I think the problem is that we often think giving a point estimate somehow has to be 100% accurate. Or, worse, we estimate only on the lines of code that will be created and forget that it is all of the lines of code discarded in the process that take most of the time.

So, no, refusing to give a date doesn't do service to this. If something is going to take a long time, talk to the reasons it will take time. But FFS, do not focus on some intrinsic quality of the existing code base that is meaningless. It is not a customer problem that there is cruft in the codebase that embarrasses you. It is a customer concern that the last X times a feature was added you spent Y hours dealing with high priority bugs that resulted from compromises.

And if you don't know X and Y, than you are worse than making shit up, you are losing credibility.


> I think the problem is that we often think giving a point estimate somehow has to be 100% accurate.

That's a learned behavior from all the times that estimates become deadlines.


Then the learned behavior should be to remember the reason the estimates were wrong last time, and to include those this time.

And no, I do not think it is that easy. The point is that refusing to speak simply robs the process of valuable input.
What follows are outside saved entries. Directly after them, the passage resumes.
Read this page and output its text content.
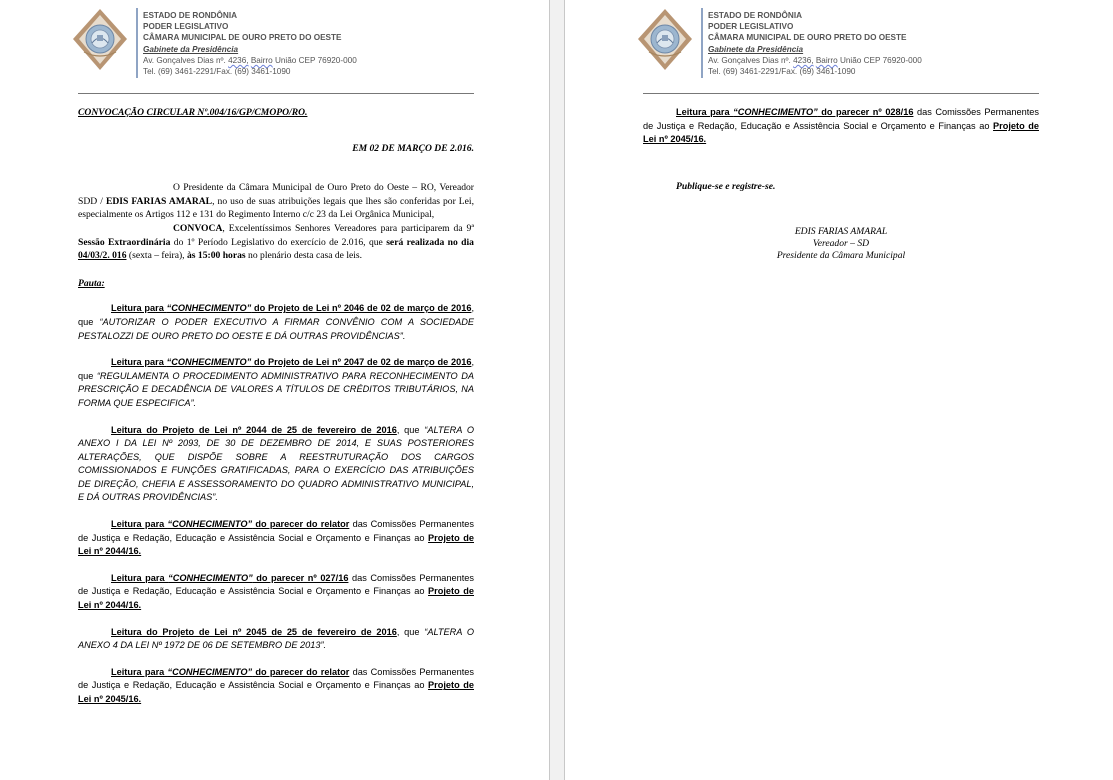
ESTADO DE RONDÔNIA
PODER LEGISLATIVO
CÂMARA MUNICIPAL DE OURO PRETO DO OESTE
Gabinete da Presidência
Av. Gonçalves Dias nº. 4236, Bairro União CEP 76920-000
Tel. (69) 3461-2291/Fax. (69) 3461-1090

CONVOCAÇÃO CIRCULAR Nº.004/16/GP/CMOPO/RO.

EM 02 DE MARÇO DE 2.016.

O Presidente da Câmara Municipal de Ouro Preto do Oeste – RO, Vereador SDD / EDIS FARIAS AMARAL, no uso de suas atribuições legais que lhes são conferidas por Lei, especialmente os Artigos 112 e 131 do Regimento Interno c/c 23 da Lei Orgânica Municipal,

CONVOCA, Excelentíssimos Senhores Vereadores para participarem da 9ª Sessão Extraordinária do 1º Período Legislativo do exercício de 2.016, que será realizada no dia 04/03/2. 016 (sexta – feira), às 15:00 horas no plenário desta casa de leis.

Pauta:

Leitura para “CONHECIMENTO” do Projeto de Lei nº 2046 de 02 de março de 2016, que “AUTORIZAR O PODER EXECUTIVO A FIRMAR CONVÊNIO COM A SOCIEDADE PESTALOZZI DE OURO PRETO DO OESTE E DÁ OUTRAS PROVIDÊNCIAS”.

Leitura para “CONHECIMENTO” do Projeto de Lei nº 2047 de 02 de março de 2016, que “REGULAMENTA O PROCEDIMENTO ADMINISTRATIVO PARA RECONHECIMENTO DA PRESCRIÇÃO E DECADÊNCIA DE VALORES A TÍTULOS DE CRÉDITOS TRIBUTÁRIOS, NA FORMA QUE ESPECIFICA”.

Leitura do Projeto de Lei nº 2044 de 25 de fevereiro de 2016, que “ALTERA O ANEXO I DA LEI Nº 2093, DE 30 DE DEZEMBRO DE 2014, E SUAS POSTERIORES ALTERAÇÕES, QUE DISPÕE SOBRE A REESTRUTURAÇÃO DOS CARGOS COMISSIONADOS E FUNÇÕES GRATIFICADAS, PARA O EXERCÍCIO DAS ATRIBUIÇÕES DE DIREÇÃO, CHEFIA E ASSESSORAMENTO DO QUADRO ADMINISTRATIVO MUNICIPAL, E DÁ OUTRAS PROVIDÊNCIAS”.

Leitura para “CONHECIMENTO” do parecer do relator das Comissões Permanentes de Justiça e Redação, Educação e Assistência Social e Orçamento e Finanças ao Projeto de Lei nº 2044/16.

Leitura para “CONHECIMENTO” do parecer nº 027/16 das Comissões Permanentes de Justiça e Redação, Educação e Assistência Social e Orçamento e Finanças ao Projeto de Lei nº 2044/16.

Leitura do Projeto de Lei nº 2045 de 25 de fevereiro de 2016, que “ALTERA O ANEXO 4 DA LEI Nº 1972 DE 06 DE SETEMBRO DE 2013”.

Leitura para “CONHECIMENTO” do parecer do relator das Comissões Permanentes de Justiça e Redação, Educação e Assistência Social e Orçamento e Finanças ao Projeto de Lei nº 2045/16.

ESTADO DE RONDÔNIA
PODER LEGISLATIVO
CÂMARA MUNICIPAL DE OURO PRETO DO OESTE
Gabinete da Presidência
Av. Gonçalves Dias nº. 4236, Bairro União CEP 76920-000
Tel. (69) 3461-2291/Fax. (69) 3461-1090

Leitura para “CONHECIMENTO” do parecer nº 028/16 das Comissões Permanentes de Justiça e Redação, Educação e Assistência Social e Orçamento e Finanças ao Projeto de Lei nº 2045/16.

Publique-se e registre-se.

EDIS FARIAS AMARAL
Vereador – SD
Presidente da Câmara Municipal
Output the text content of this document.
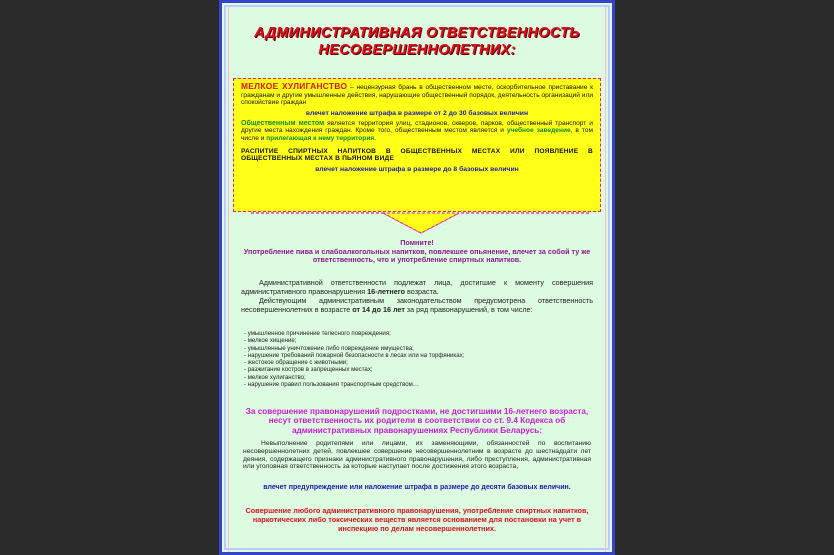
АДМИНИСТРАТИВНАЯ ОТВЕТСТВЕННОСТЬ
НЕСОВЕРШЕННОЛЕТНИХ:

МЕЛКОЕ ХУЛИГАНСТВО – нецензурная брань в общественном месте, оскорбительное приставание к гражданам и другие умышленные действия, нарушающие общественный порядок, деятельность организаций или спокойствие граждан

влечет наложение штрафа в размере от 2 до 30 базовых величин

Общественным местом является территория улиц, стадионов, скверов, парков, общественный транспорт и другие места нахождения граждан. Кроме того, общественным местом является и учебное заведение, в том числе и прилегающая к нему территория.

РАСПИТИЕ СПИРТНЫХ НАПИТКОВ В ОБЩЕСТВЕННЫХ МЕСТАХ ИЛИ ПОЯВЛЕНИЕ В ОБЩЕСТВЕННЫХ МЕСТАХ В ПЬЯНОМ ВИДЕ

влечет наложение штрафа в размере до 8 базовых величин
Помните!
Употребление пива и слабоалкогольных напитков, повлекшее опьянение, влечет за собой ту же ответственность, что и употребление спиртных напитков.

Административной ответственности подлежат лица, достигшие к моменту совершения административного правонарушения 16-летнего возраста.

Действующим административным законодательством предусмотрена ответственность несовершеннолетних в возрасте от 14 до 16 лет за ряд правонарушений, в том числе:

- умышленное причинение телесного повреждения;
- мелкое хищение;
- умышленные уничтожение либо повреждение имущества;
- нарушение требований пожарной безопасности в лесах или на торфяниках;
- жестокое обращение с животными;
- разжигание костров в запрещенных местах;
- мелкое хулиганство;
- нарушение правил пользования транспортным средством…
За совершение правонарушений подростками, не достигшими 16-летнего возраста, несут ответственность их родители в соответствии со ст. 9.4 Кодекса об административных правонарушениях Республики Беларусь:

Невыполнение родителями или лицами, их заменяющими, обязанностей по воспитанию несовершеннолетних детей, повлекшее совершение несовершеннолетним в возрасте до шестнадцати лет деяния, содержащего признаки административного правонарушения, либо преступления, административная или уголовная ответственность за которые наступает после достижения этого возраста,

влечет предупреждение или наложение штрафа в размере до десяти базовых величин.
Совершение любого административного правонарушения, употребление спиртных напитков, наркотических либо токсических веществ является основанием для постановки на учет в инспекцию по делам несовершеннолетних.
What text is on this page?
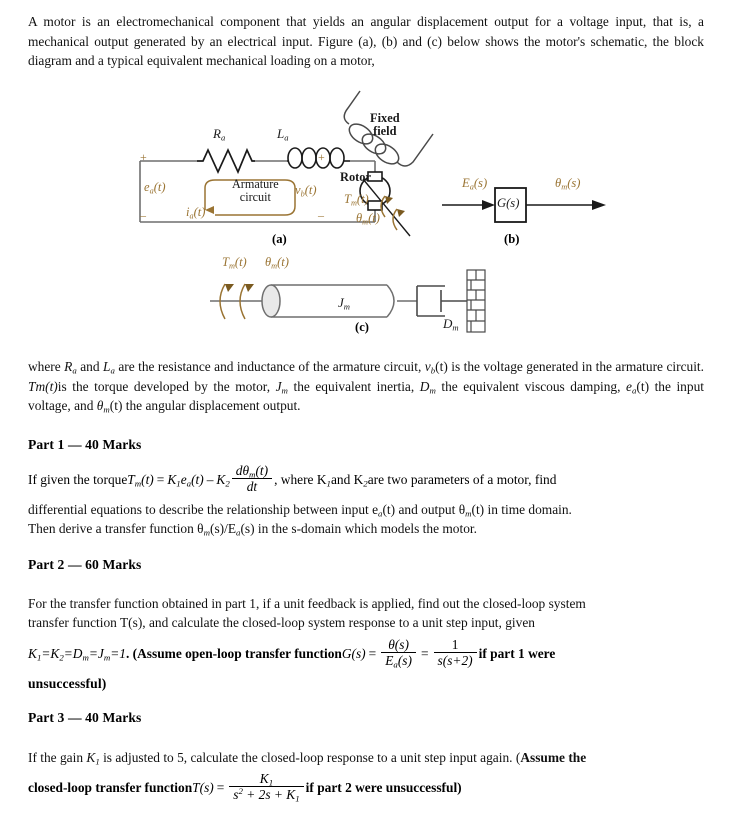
A motor is an electromechanical component that yields an angular displacement output for a voltage input, that is, a mechanical output generated by an electrical input. Figure (a), (b) and (c) below shows the motor's schematic, the block diagram and a typical equivalent mechanical loading on a motor,
$R_a$	$L_a$
+
–
$e_a(t)$
$i_a(t)$
Armature
circuit	$v_b(t)$
+
–
Fixed
field
Rotor
$T_m(t)$
$\theta_m(t)$
(a)
$E_a(s)$
G(s)
$\theta_m(s)$
(b)
$T_m(t)$ $\theta_m(t)$
$J_m$
$D_m$
(c)
where $R_a$ and $L_a$ are the resistance and inductance of the armature circuit, $v_b(t)$ is the voltage generated in the armature circuit. Tm(t)is the torque developed by the motor, $J_m$ the equivalent inertia, $D_m$ the equivalent viscous damping, $e_a(t)$ the input voltage, and $\theta_m(t)$ the angular displacement output.
Part 1 — 40 Marks
If given the torque $T_m(t) = K_1e_a(t) - K_2 \frac{d\theta_m(t)}{dt}$ , where K $_1$ and K $_2$ are two parameters of a motor, find
differential equations to describe the relationship between input $e_a(t)$ and output $\theta_m(t)$ in time domain.
Then derive a transfer function $\theta_m(s)/E_a(s)$ in the s-domain which models the motor.
Part 2 — 60 Marks
For the transfer function obtained in part 1, if a unit feedback is applied, find out the closed-loop system
transfer function T(s), and calculate the closed-loop system response to a unit step input, given
$K_1=K_2=D_m=J_m=1$ . ( Assume open-loop transfer function $G(s) = \frac{\theta(s)}{E_a(s)} = \frac{1}{s(s+2)}$ if part 1 were
unsuccessful)
Part 3 — 40 Marks
If the gain $K_1$ is adjusted to 5, calculate the closed-loop response to a unit step input again. (Assume the
closed-loop transfer function $T(s) = \frac{K_1}{s^2 + 2s + K_1}$ if part 2 were unsuccessful)
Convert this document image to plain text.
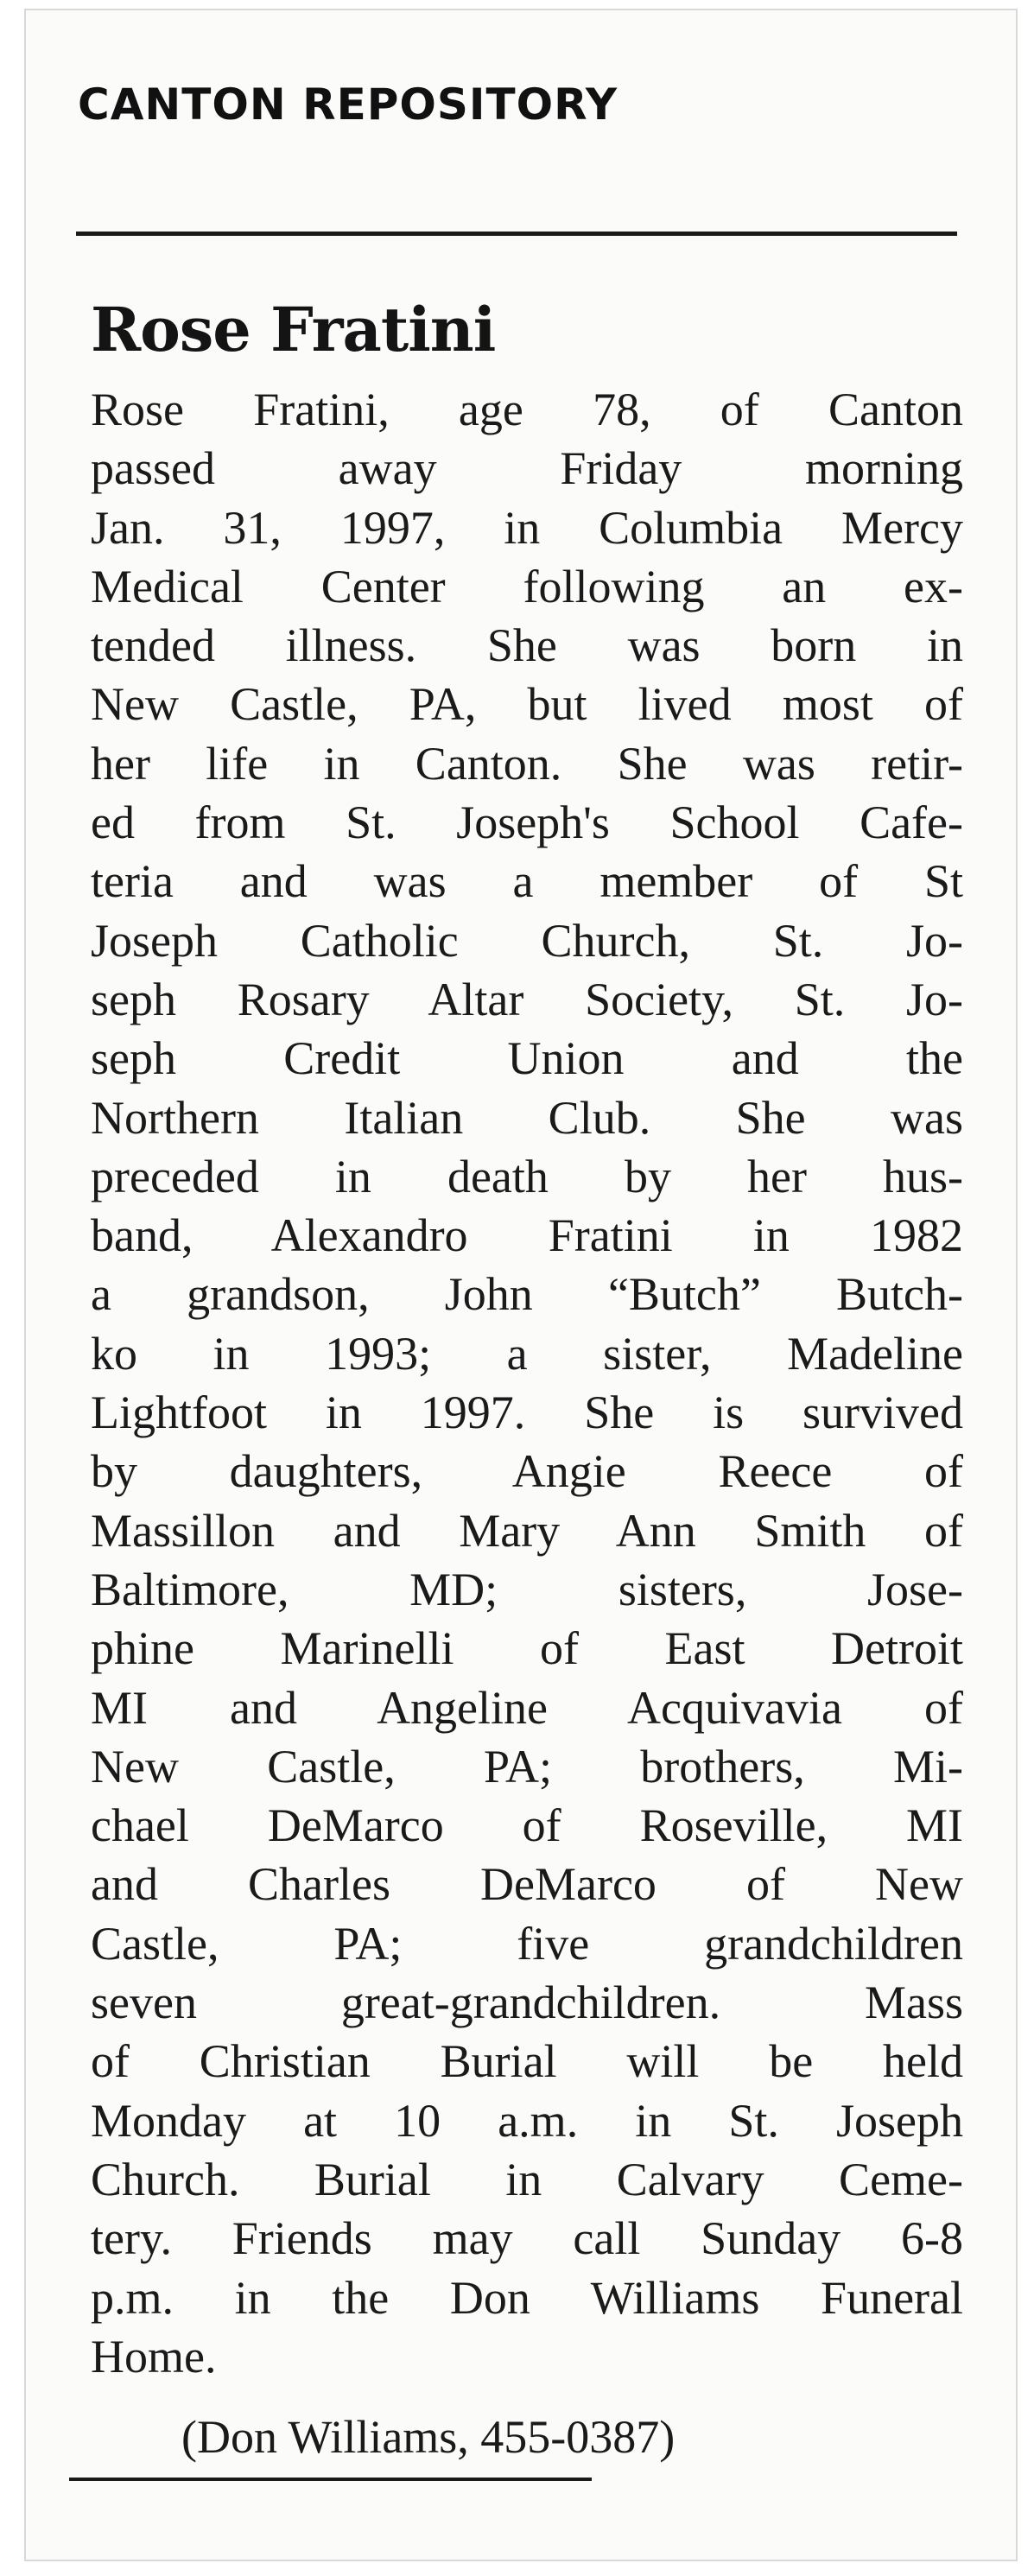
CANTON REPOSITORY
Rose Fratini
Rose Fratini, age 78, of Canton
passed away Friday morning
Jan. 31, 1997, in Columbia Mercy
Medical Center following an ex-
tended illness. She was born in
New Castle, PA, but lived most of
her life in Canton. She was retir-
ed from St. Joseph's School Cafe-
teria and was a member of St
Joseph Catholic Church, St. Jo-
seph Rosary Altar Society, St. Jo-
seph Credit Union and the
Northern Italian Club. She was
preceded in death by her hus-
band, Alexandro Fratini in 1982
a grandson, John “Butch” Butch-
ko in 1993; a sister, Madeline
Lightfoot in 1997. She is survived
by daughters, Angie Reece of
Massillon and Mary Ann Smith of
Baltimore, MD; sisters, Jose-
phine Marinelli of East Detroit
MI and Angeline Acquivavia of
New Castle, PA; brothers, Mi-
chael DeMarco of Roseville, MI
and Charles DeMarco of New
Castle, PA; five grandchildren
seven great-grandchildren. Mass
of Christian Burial will be held
Monday at 10 a.m. in St. Joseph
Church. Burial in Calvary Ceme-
tery. Friends may call Sunday 6-8
p.m. in the Don Williams Funeral
Home.
(Don Williams, 455-0387)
Often, in these cases, what technically skilled people fail to do is make the case in sufficiently precise dollars-and-cents terms (often, in part because they fail to realize how much business types--which Product Managers mostly are, in practice--respond to that kind of presentation, and also often because they are professionally inclined to not allow precision of their forecasts to exceed accuracy, whereas business types are often conditioned to both create and act on SWAGs with precise cost benefit estimates that, while they often have a post hoc rationalization, are essentially pulled out of the air.)

I'm not saying this is the issue in your case, but I've seen it a lot.


So there's no engineering manager empowered to override the Product Manager? That's a serious organizational problem.

The Product Manager and Director of Engineering should be peers, not one reporting to the other.